A month has gone by since the last earnings report for CF Industries (CF). Shares have added about 0.4% in that time frame, underperforming the S&P 500.
Will the recent positive trend continue leading up to its next earnings release, or is CF due for a pullback? Before we dive into how investors and analysts have reacted as of late, let's take a quick look at its most recent earnings report in order to get a better handle on the important catalysts.
CF Industries' Earnings & Sales Trail Estimates in Q4
CF Industries reported profits of $49 million or 21 cents per share for the fourth quarter of 2018, down roughly 89% from a profit of $465 million or $1.98 in the year-ago quarter. Earnings fell well short of the Zacks Consensus Estimate of 51 cents. The bottom line in the year-ago quarter includes a sizable tax benefit from the impact of the U.S. Tax Cut and Jobs Act.
Net sales rose 3% year over year to $1,132 million in the quarter, mainly driven by higher average selling prices across all segments. However, the figure missed the Zacks Consensus Estimate of $1,296.8 million.
Overall sales volumes fell year over year in the quarter as lower volumes across ammonia and ammonium nitrate businesses more than offset higher granular urea sales volumes.
For 2018, net earnings were $290 million or $1.24 per share, down roughly 19% from $358 million or $1.53 per share recorded in 2017.
Net sales for the year went up around 7% year over year to $4,429 million, aided by increased selling prices.

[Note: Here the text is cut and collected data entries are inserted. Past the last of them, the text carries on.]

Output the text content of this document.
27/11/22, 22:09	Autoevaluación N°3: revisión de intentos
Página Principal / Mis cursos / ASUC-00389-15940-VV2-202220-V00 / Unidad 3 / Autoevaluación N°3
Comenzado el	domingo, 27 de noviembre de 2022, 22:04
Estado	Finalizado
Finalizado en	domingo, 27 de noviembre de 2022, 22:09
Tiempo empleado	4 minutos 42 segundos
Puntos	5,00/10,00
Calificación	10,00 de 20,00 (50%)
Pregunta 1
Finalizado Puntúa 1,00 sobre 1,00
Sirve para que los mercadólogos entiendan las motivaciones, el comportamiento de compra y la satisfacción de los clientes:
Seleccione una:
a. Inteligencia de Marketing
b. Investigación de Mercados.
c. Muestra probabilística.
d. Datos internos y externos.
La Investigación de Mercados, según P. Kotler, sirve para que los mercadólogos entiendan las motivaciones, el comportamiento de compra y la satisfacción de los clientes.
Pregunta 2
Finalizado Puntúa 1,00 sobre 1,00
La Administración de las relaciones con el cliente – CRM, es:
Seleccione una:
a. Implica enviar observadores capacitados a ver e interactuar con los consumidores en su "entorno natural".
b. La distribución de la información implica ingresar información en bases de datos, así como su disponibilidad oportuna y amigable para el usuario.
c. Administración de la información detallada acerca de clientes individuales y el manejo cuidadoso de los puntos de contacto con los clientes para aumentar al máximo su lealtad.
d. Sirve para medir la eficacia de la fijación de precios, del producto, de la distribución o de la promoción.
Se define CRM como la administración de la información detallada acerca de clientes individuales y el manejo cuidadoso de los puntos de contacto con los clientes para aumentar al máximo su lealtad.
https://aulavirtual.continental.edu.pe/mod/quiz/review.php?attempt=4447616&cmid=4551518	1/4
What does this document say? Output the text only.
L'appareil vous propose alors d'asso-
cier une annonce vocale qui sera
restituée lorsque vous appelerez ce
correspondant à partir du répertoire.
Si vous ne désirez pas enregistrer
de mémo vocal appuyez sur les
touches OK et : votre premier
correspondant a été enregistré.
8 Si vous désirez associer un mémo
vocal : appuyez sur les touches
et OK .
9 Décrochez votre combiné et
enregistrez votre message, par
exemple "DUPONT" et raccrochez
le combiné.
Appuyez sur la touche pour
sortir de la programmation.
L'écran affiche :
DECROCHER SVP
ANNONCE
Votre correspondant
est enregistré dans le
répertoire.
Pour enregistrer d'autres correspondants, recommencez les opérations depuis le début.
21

Net sales in the Ammonia segment declined roughly 27% year over year to $250 million in the reported quarter. Ammonia sales volumes fell 40% year over year to 720,000 tons, hurt by lower demand for fall ammonia applications due to cold and wet weather in the Midwestern United States as well as lower production volumes.
Average selling prices of ammonia rose roughly 22% year over year to $347 per ton. Higher energy costs across Europe and Asia coupled with reduced production due to the environmental restrictions in China tightened global supply and demand balance and boosted prices.
Sales in the Granular Urea segment rose roughly 40% year over year to $345 million. Sales volumes increased around 11% year over year to 1,119,000 tons, driven by higher production. Average selling prices for granular urea rose 26% year over year to $308 per ton on the back of tightened global supply and demand balance.
Sales in the UAN segment went up around 19% year over year to $342 million. UAN sales volume edged up 0.7% year over year to 1,933,000 tons in the quarter. Average selling prices rose roughly 18% year over year to $177 per ton due to tightened global supply and demand balance.
Sales in the ammonium nitrate segment fell around 22% year over year to $97 million. Sales volumes declined around 28% to 416,000 tons, due to reduced production volumes. Average selling prices increased 7% year over year to $233 per ton as reduced production in Asia and Europe resulting from higher energy costs tightened global supply and demand balance.
CF Industries ended 2018 with cash and cash equivalents of $682 million, down roughly 18% year over year. Long-term debt was $4,698 million, flat year over year.
CF Industries sees strong nitrogen fertilizer demand in North America during the first half of 2019. Corn and wheat plantings are forecast to rise by four million and one million acres, respectively, in the United States compared to 2018.
Per the company, nitrogen prices globally declined through the end of 2018 and into 2019 after reaching their highs early in the fourth quarter, impacted by seasonally low demand in the Northern Hemisphere and moderating energy prices across Asia and Europe. However, CF Industries noted that industry fundamentals should be supportive of global nitrogen prices during first-half 2019 as demand in the Northern Hemisphere starts to materialize.
The company said that China's role in globally traded urea continued to shrink in 2018. It expects Chinese urea export volumes to be in a similar range in 2019 due to tighter environmental restrictions and persisting firm energy prices.
Moreover, urea imports into India and Brazil was 6.3 million metric tons and 5.5 million metric tons, respectively, in 2018 and CF Industries sees total Indian and Brazilian urea import requirements to be in a similar range this year.
The company also expects its capital expenditures to be $400-$450 million in 2019.
How Have Estimates Been Moving Since Then?
In the past month, investors have witnessed a downward trend in fresh estimates. The consensus estimate has shifted -15.56% due to these changes.
Currently, CF has a great Growth Score of A, though it is lagging a lot on the Momentum Score front with an F. However, the stock was allocated a grade of C on the value side, putting it in the middle 20% for this investment strategy.
Overall, the stock has an aggregate VGM Score of B. If you aren't focused on one strategy, this score is the one you should be interested in.
Estimates have been broadly trending downward for the stock, and the magnitude of this revision indicates a downward shift. Notably, CF has a Zacks Rank #3 (Hold). We expect an in-line return from the stock in the next few months.